|Term of Project||FY 2019-2023|
|Title of Project||Hyper-adaptability for overcoming body-brain dysfunction: Integrated empirical and system theoretical approaches|
|Abbreviation||Hyper-adaptability (Research Project Number: 8102)|
|Head Investigator||Jun OTA – Professor, Research into Artifacts, Center for Engineering (RACE), School of Engineering, The University of Tokyo|
Purpose of the Research Project
With coming of a super-aging society in Japan, we are facing the urgent problems of sensory-motor impairments, declining higher-order brain functions, cognitive impairment, loss of motivation, and mood disorders caused by aging, and in turn extreme decline of bodily and neurological functions. All of these problems have a common source: inability to adapt appropriately to a brain-body system changed with aging and impairments.
The human body has a high degree of redundancy. For example, “when a hand is paralyzed by a spinal cord injury, the ipsilateral motor cortex immediately joins its control by reactivating its pre-existing neural pathway, which is normally suppressed and preserved in the course of development” (Isa, 2019).
In light of such facts, we believe that clarifying the brain’s “hyper-adaptability” may resolve the abovementioned issues.
The goal of our research project is to elucidate the neural and computational principles of hyper-adaptability in which the brain manages impairment of brain functions by linking neuroscience with systems engineering in order to comprehensively understand acute/chronic impairments and disorders, and the principle of frailty.
Content of the Research Project
When a person experiences acute/chronic impairment or disorder due to aging, the brain reorganizes neural networks by disinhibiting pre-existing neural network that is normally suppressed and searching for latent but available network that has long been unutilized through course of evolution and development. We call this process of functional compensation as “reconstruction of neural structure”, i.e. a neural entity that achieves hyper-adaptability. In order to implement practical functions to this reconstituted neural network, the network should acquire a new control policy of motor effectors based on precise recognition of the present states of the brain and the body. Here, the brain has to activate the new network by repeatedly performing neural computations and updates the network based on prediction error. We call this learning cycle in a new control space as “reconstitution of sensorimotor control rules”, i.e. neural computation principle that enables hyper-adaptability.
In order to verify the hypotheses described above, knowledge of neuroscience is essential. However, with only the “bottom-up” approach relying on experiments and analyses, it would be difficult to clarify hyper-adaptability that is manifested by systematic behavior of a neural network. Therefore, we apply an interdisciplinary approach that integrates the mathematical modeling technology of systems engineering with neuroscience (Fig. 1). We adopt two new analytical approaches: (a) Robotic-interventional neuroscience, i.e. combinatory use of well-controlled robotic technologies and biological approaches of viral vector, optogenetics, chemogenetics and brain stimulation.

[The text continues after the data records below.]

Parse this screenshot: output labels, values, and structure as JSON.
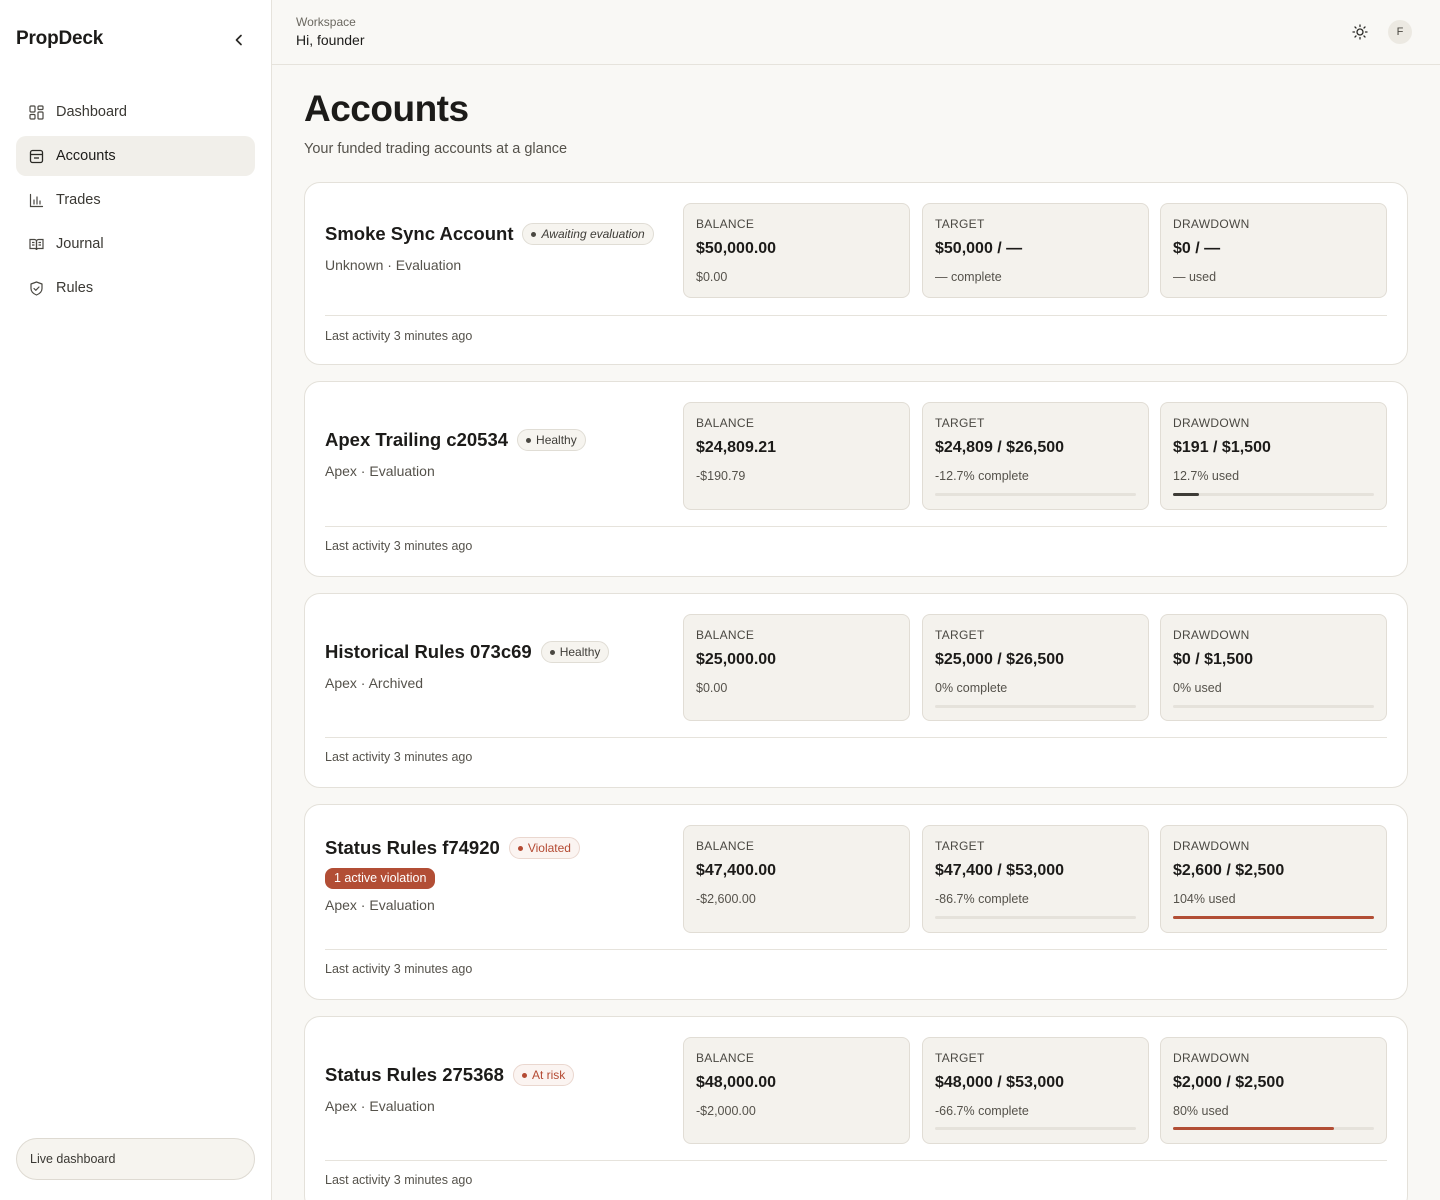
{
  "app": {
    "name": "PropDeck"
  },
  "sidebar": {
    "items": [
      {
        "label": "Dashboard",
        "icon": "dashboard-icon"
      },
      {
        "label": "Accounts",
        "icon": "accounts-icon",
        "active": true
      },
      {
        "label": "Trades",
        "icon": "chart-bar-icon"
      },
      {
        "label": "Journal",
        "icon": "book-icon"
      },
      {
        "label": "Rules",
        "icon": "shield-check-icon"
      }
    ],
    "live_label": "Live dashboard"
  },
  "header": {
    "workspace_label": "Workspace",
    "greeting": "Hi, founder",
    "avatar_initial": "F"
  },
  "page": {
    "title": "Accounts",
    "subtitle": "Your funded trading accounts at a glance"
  },
  "colors": {
    "accent_red": "#b24e35",
    "progress_dark": "#3e3c37"
  },
  "accounts": [
    {
      "name": "Smoke Sync Account",
      "status": "Awaiting evaluation",
      "meta": "Unknown · Evaluation",
      "balance_label": "BALANCE",
      "balance_value": "$50,000.00",
      "balance_sub": "$0.00",
      "target_label": "TARGET",
      "target_value": "$50,000 / —",
      "target_sub": "— complete",
      "drawdown_label": "DRAWDOWN",
      "drawdown_value": "$0 / —",
      "drawdown_sub": "— used",
      "drawdown_used_fraction": null,
      "last_activity": "Last activity 3 minutes ago"
    },
    {
      "name": "Apex Trailing c20534",
      "status": "Healthy",
      "meta": "Apex · Evaluation",
      "balance_label": "BALANCE",
      "balance_value": "$24,809.21",
      "balance_sub": "-$190.79",
      "target_label": "TARGET",
      "target_value": "$24,809 / $26,500",
      "target_sub": "-12.7% complete",
      "drawdown_label": "DRAWDOWN",
      "drawdown_value": "$191 / $1,500",
      "drawdown_sub": "12.7% used",
      "drawdown_used_fraction": 0.127,
      "last_activity": "Last activity 3 minutes ago"
    },
    {
      "name": "Historical Rules 073c69",
      "status": "Healthy",
      "meta": "Apex · Archived",
      "balance_label": "BALANCE",
      "balance_value": "$25,000.00",
      "balance_sub": "$0.00",
      "target_label": "TARGET",
      "target_value": "$25,000 / $26,500",
      "target_sub": "0% complete",
      "drawdown_label": "DRAWDOWN",
      "drawdown_value": "$0 / $1,500",
      "drawdown_sub": "0% used",
      "drawdown_used_fraction": 0,
      "last_activity": "Last activity 3 minutes ago"
    },
    {
      "name": "Status Rules f74920",
      "status": "Violated",
      "violation": "1 active violation",
      "meta": "Apex · Evaluation",
      "balance_label": "BALANCE",
      "balance_value": "$47,400.00",
      "balance_sub": "-$2,600.00",
      "target_label": "TARGET",
      "target_value": "$47,400 / $53,000",
      "target_sub": "-86.7% complete",
      "drawdown_label": "DRAWDOWN",
      "drawdown_value": "$2,600 / $2,500",
      "drawdown_sub": "104% used",
      "drawdown_used_fraction": 1.04,
      "last_activity": "Last activity 3 minutes ago"
    },
    {
      "name": "Status Rules 275368",
      "status": "At risk",
      "meta": "Apex · Evaluation",
      "balance_label": "BALANCE",
      "balance_value": "$48,000.00",
      "balance_sub": "-$2,000.00",
      "target_label": "TARGET",
      "target_value": "$48,000 / $53,000",
      "target_sub": "-66.7% complete",
      "drawdown_label": "DRAWDOWN",
      "drawdown_value": "$2,000 / $2,500",
      "drawdown_sub": "80% used",
      "drawdown_used_fraction": 0.8,
      "last_activity": "Last activity 3 minutes ago"
    }
  ]
}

This allows verification of cause-effect relationship of neural activity and its generated functions and behaviors. (b) Function-oriented neural encoding, which constitutes a model that may incorporate any knowledge of brain functions into gray-box modeling or hypothesizes the structure of a model based on statistical methods.
Expected Research Achievements and Scientific Significance
- Systematization of “science of hyper-adaptability” by elucidating its underlying neural mechanisms and through its computational modelings
- Construction of mathematical modeling (gray-box model), which can describe brain functions by integrating multi-modal experimental data such as electrophysiology, brain imaging, and behavior.
- Construction of a comprehensive theory that can explain adaptation principle from its neural entity to its neural computation principle.
- Hyper-adaptability: Capability of central nervous system (brain and spinal cord) to manage impairment of sensory, motor and cognitive functions including ageing-related ones, by reactivating and recruiting pre-existing, latent but available network with being implemented by new computational principles and practical functions.